La nouvelle est arrivée mardi en début d’après-midi, Google France tombe sous le coup d’une procédure de redressement fiscal pour un montant d’environ 100 millions d’euros. En cause, une partie du dispositif irlandais de défiscalisation par la firme, qu’OWNI avait décrit au mois d’avril 2011, et qui pourrait lui avoir permis d’échapper à l’impôt sur les sociétés ainsi qu’à la TVA entre 2008 et 2010.

Les îles Bermudes, la planque à billets de Google

Les îles Bermudes, la planque à billets de Google

Nous avons recueilli les procès-verbaux des sociétés de Google en Irlande, utilisées pour expédier ses bénéfices vers ...

Cette grosse punition intervient au lendemain de la révélation par le site de l’hebdomadaire L’Express d’une descente de la Direction nationale des enquêtes fiscales (DNEF) et des Douanes au siège parisien de Google, le 30 juin 2011. Lors de la perquisition, de nombreux “mails, factures et autres contrats” ont été saisis puis conservés comme pièces à conviction pour évaluer le montant de l’impayé. Et déterminer l’origine des opérations menées en France auprès des clients et des fournisseurs de Google.

En d’autres termes, il s’agit d’établir si la facturation des achats de liens sponsorisés peut être légalement établie au siège social irlandais de la firme. C’est de l’évasion fiscale si les ordres ont été enregistrés en France. Sur ce point, Bercy émet des réserves quant à la localisation du centre des décisions commerciales de Google qui pourrait avoir réalisé une partie de ses opérations dans l’Hexagone sans s’acquitter du montant de la taxe.

C’est sans doute le fossé abyssal entre le chiffre d’affaires de Google France (68,7 millions d’euros en 2010) avec son cousin du Royaume-Uni (2,5 milliards d’euros), 37 fois plus important, qui a pu mettre la puce à l’oreille de la DNEF. D’autant que la France reste un pays économiquement important pour l’entreprise américaine, qui détenait 95% du marché des liens sponsorisés en 2010 et pour laquelle l’Hexagone constitue encore le quatrième pays en terme d’activité selon L’Express.

La problématique de l’enquête du fisc consiste alors à déterminer juridiquement où se trouve cette localisation.
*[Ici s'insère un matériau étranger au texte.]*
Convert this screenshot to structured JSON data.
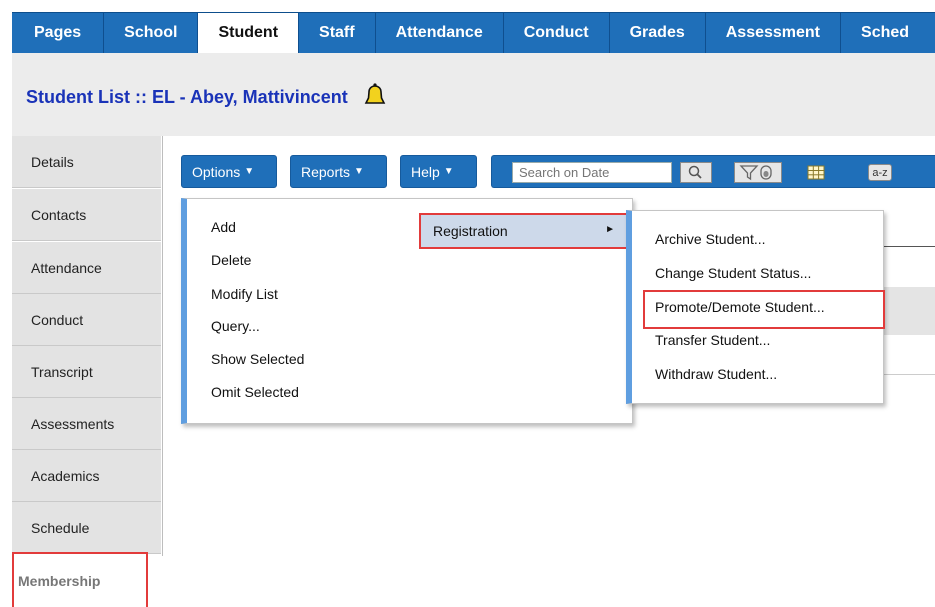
{
  "top_tabs": [
    {
      "label": "Pages"
    },
    {
      "label": "School"
    },
    {
      "label": "Student"
    },
    {
      "label": "Staff"
    },
    {
      "label": "Attendance"
    },
    {
      "label": "Conduct"
    },
    {
      "label": "Grades"
    },
    {
      "label": "Assessment"
    },
    {
      "label": "Sched"
    }
  ],
  "active_tab": "Student",
  "title": {
    "prefix": "Student List ::",
    "name": "EL - Abey, Mattivincent"
  },
  "sidebar": {
    "items": [
      {
        "label": "Details"
      },
      {
        "label": "Contacts"
      },
      {
        "label": "Attendance"
      },
      {
        "label": "Conduct"
      },
      {
        "label": "Transcript"
      },
      {
        "label": "Assessments"
      },
      {
        "label": "Academics"
      },
      {
        "label": "Schedule"
      }
    ],
    "membership": "Membership"
  },
  "toolbar": {
    "options_label": "Options",
    "reports_label": "Reports",
    "help_label": "Help",
    "search_placeholder": "Search on Date",
    "az_label": "a-z"
  },
  "options_menu": {
    "items": [
      "Add",
      "Delete",
      "Modify List",
      "Query...",
      "Show Selected",
      "Omit Selected"
    ],
    "registration_label": "Registration"
  },
  "registration_submenu": {
    "items": [
      "Archive Student...",
      "Change Student Status...",
      "Promote/Demote Student...",
      "Transfer Student...",
      "Withdraw Student..."
    ]
  },
  "colors": {
    "tab_bar": "#1f6fb9",
    "title_text": "#1a33b8",
    "highlight_border": "#e23b3b",
    "menu_accent": "#5f9ee0"
  }
}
S’il s’avérait que les ordres passés en France ont suivi un “cycle commercial complet” avant d’aller directement dans les caisses de l’Irlande, la justice française redressera les bretelles du moteur de recherche avant de lui vider les poches. Dans le cas contraire, où la procédure resterait tout ce qu’il y a de plus réglementaire, Google ne paierait rien. Le ministère du Budget n’a pas souhaité faire de commentaire au nom du secret fiscal. De son côté, un porte-parole de la firme a déclaré à l’AFP :

Google se conforme aux législations fiscales de tous les pays dans lesquels l’entreprise opère, et nous sommes convaincus d’être en conformité avec la loi française.
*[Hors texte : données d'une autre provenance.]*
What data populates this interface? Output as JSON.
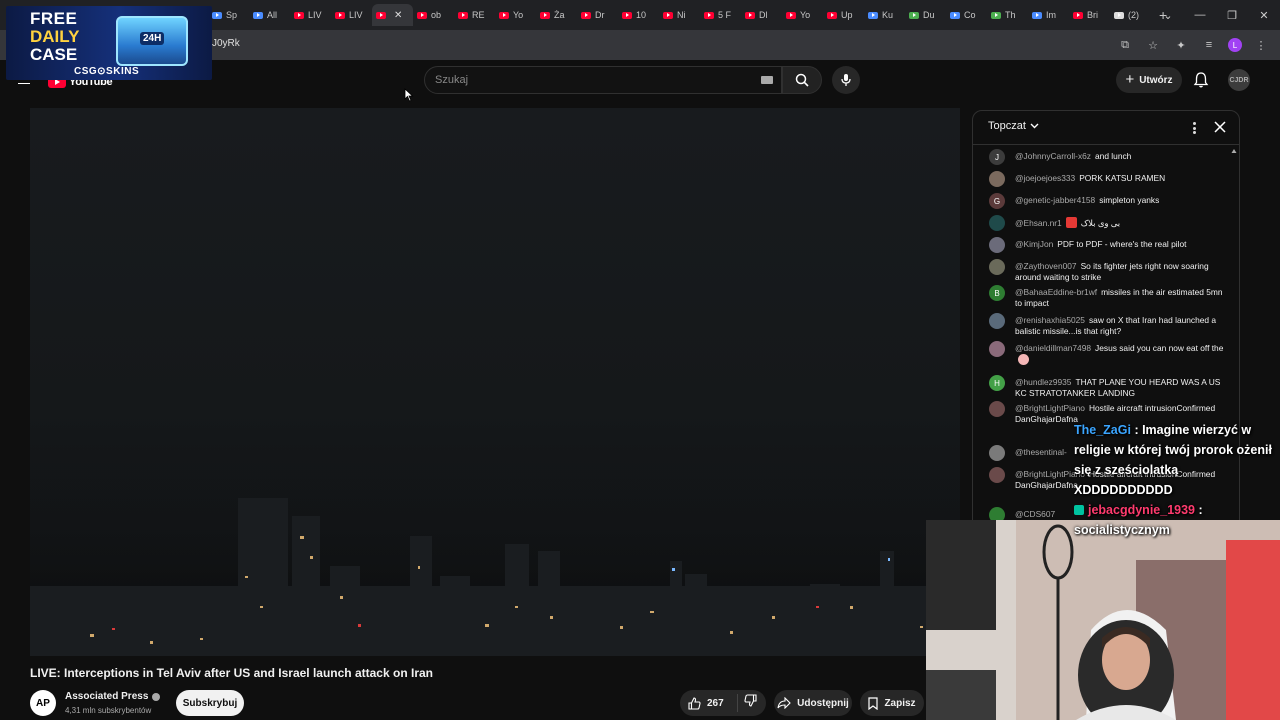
{
  "browser": {
    "tabs": [
      {
        "label": "Sp",
        "icon": "page-icon"
      },
      {
        "label": "All",
        "icon": "page-icon"
      },
      {
        "label": "LIV",
        "icon": "youtube-icon"
      },
      {
        "label": "LIV",
        "icon": "youtube-icon"
      },
      {
        "label": "",
        "icon": "youtube-icon",
        "active": true
      },
      {
        "label": "ob",
        "icon": "youtube-icon"
      },
      {
        "label": "RE",
        "icon": "youtube-icon"
      },
      {
        "label": "Yo",
        "icon": "youtube-icon"
      },
      {
        "label": "Ża",
        "icon": "youtube-icon"
      },
      {
        "label": "Dr",
        "icon": "youtube-icon"
      },
      {
        "label": "10",
        "icon": "youtube-icon"
      },
      {
        "label": "Ni",
        "icon": "youtube-icon"
      },
      {
        "label": "5 F",
        "icon": "youtube-icon"
      },
      {
        "label": "Dl",
        "icon": "youtube-icon"
      },
      {
        "label": "Yo",
        "icon": "youtube-icon"
      },
      {
        "label": "Up",
        "icon": "youtube-icon"
      },
      {
        "label": "Ku",
        "icon": "page-icon"
      },
      {
        "label": "Du",
        "icon": "maps-icon"
      },
      {
        "label": "Co",
        "icon": "page-icon"
      },
      {
        "label": "Th",
        "icon": "maps-icon"
      },
      {
        "label": "Im",
        "icon": "page-icon"
      },
      {
        "label": "Bri",
        "icon": "youtube-icon"
      },
      {
        "label": "(2)",
        "icon": "x-icon"
      }
    ],
    "url": "J0yRk",
    "profile_initial": "L"
  },
  "ad": {
    "line1": "FREE",
    "line2": "DAILY",
    "line3": "CASE",
    "badge": "24H",
    "brand": "CSG⊙SKINS"
  },
  "youtube": {
    "logo_text": "YouTube",
    "search_placeholder": "Szukaj",
    "create_label": "Utwórz",
    "avatar_text": "CJDR"
  },
  "video": {
    "title": "LIVE: Interceptions in Tel Aviv after US and Israel launch attack on Iran",
    "channel_initials": "AP",
    "channel_name": "Associated Press",
    "subscribers": "4,31 mln subskrybentów",
    "subscribe_label": "Subskrybuj",
    "likes": "267",
    "share_label": "Udostępnij",
    "save_label": "Zapisz"
  },
  "chat": {
    "title": "Topczat",
    "messages": [
      {
        "avatar": "J",
        "avatar_color": "#3c3c3c",
        "user": "@JohnnyCarroll-x6z",
        "text": "and lunch"
      },
      {
        "avatar": "",
        "avatar_color": "#7b6a5e",
        "user": "@joejoejoes333",
        "text": "PORK KATSU RAMEN"
      },
      {
        "avatar": "G",
        "avatar_color": "#5b3a3a",
        "user": "@genetic-jabber4158",
        "text": "simpleton yanks"
      },
      {
        "avatar": "",
        "avatar_color": "#1f4a4a",
        "user": "@Ehsan.nr1",
        "text": "بی وی بلاک"
      },
      {
        "avatar": "",
        "avatar_color": "#6b6b7a",
        "user": "@KimjJon",
        "text": "PDF to PDF - where's the real pilot"
      },
      {
        "avatar": "",
        "avatar_color": "#6a6a5a",
        "user": "@Zaythoven007",
        "text": "So its fighter jets right now soaring around waiting to strike"
      },
      {
        "avatar": "B",
        "avatar_color": "#2e7d32",
        "user": "@BahaaEddine-br1wf",
        "text": "missiles in the air estimated 5mn to impact"
      },
      {
        "avatar": "",
        "avatar_color": "#5a6a7a",
        "user": "@renishaxhia5025",
        "text": "saw on X that Iran had launched a balistic missile...is that right?"
      },
      {
        "avatar": "",
        "avatar_color": "#8a6a7a",
        "user": "@danieldillman7498",
        "text": "Jesus said you can now eat off the"
      },
      {
        "avatar": "H",
        "avatar_color": "#43a047",
        "user": "@hundlez9935",
        "text": "THAT PLANE YOU HEARD WAS A US KC STRATOTANKER LANDING"
      },
      {
        "avatar": "",
        "avatar_color": "#6a4a4a",
        "user": "@BrightLightPiano",
        "text": "Hostile aircraft intrusionConfirmed DanGhajarDafna"
      },
      {
        "avatar": "",
        "avatar_color": "#7a7a7a",
        "user": "@thesentinal-",
        "text": ""
      },
      {
        "avatar": "",
        "avatar_color": "#6a4a4a",
        "user": "@BrightLightPiano",
        "text": "Hostile aircraft intrusionConfirmed DanGhajarDafna"
      },
      {
        "avatar": "",
        "avatar_color": "#2e7d32",
        "user": "@CDS607",
        "text": ""
      }
    ]
  },
  "overlay_chat": [
    {
      "name": "The_ZaGi",
      "text": "Imagine wierzyć w religie w której twój prorok ożenił się z sześciolatką XDDDDDDDDDD"
    },
    {
      "name": "jebacgdynie_1939",
      "text": "socialistycznym"
    }
  ],
  "colors": {
    "yt_red": "#ff0033",
    "bg": "#0f0f0f",
    "overlay_blue": "#3ba5ff",
    "overlay_pink": "#ff3b6e"
  }
}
Les avocats de l’entreprise ont donc tout intérêt à éviter un redressement fiscal qui, même s’il représente une part pouvant sembler dérisoire au regard du chiffre d’affaires annuel de l’entreprise (29,32 milliards de dollars en 2010), équivaut tout de même 145% du chiffre d’affaires de Google France. Une condamnation du géant américain serait également synonyme de jurisprudence et ouvrirait la porte à des conséquences pour les autres grandes entreprises du marché notamment Facebook, Apple et Amazon connues elles aussi pour leur politique d’optimisation fiscale européenne. Les conduisant à fonder de multiples structures au Luxembourg.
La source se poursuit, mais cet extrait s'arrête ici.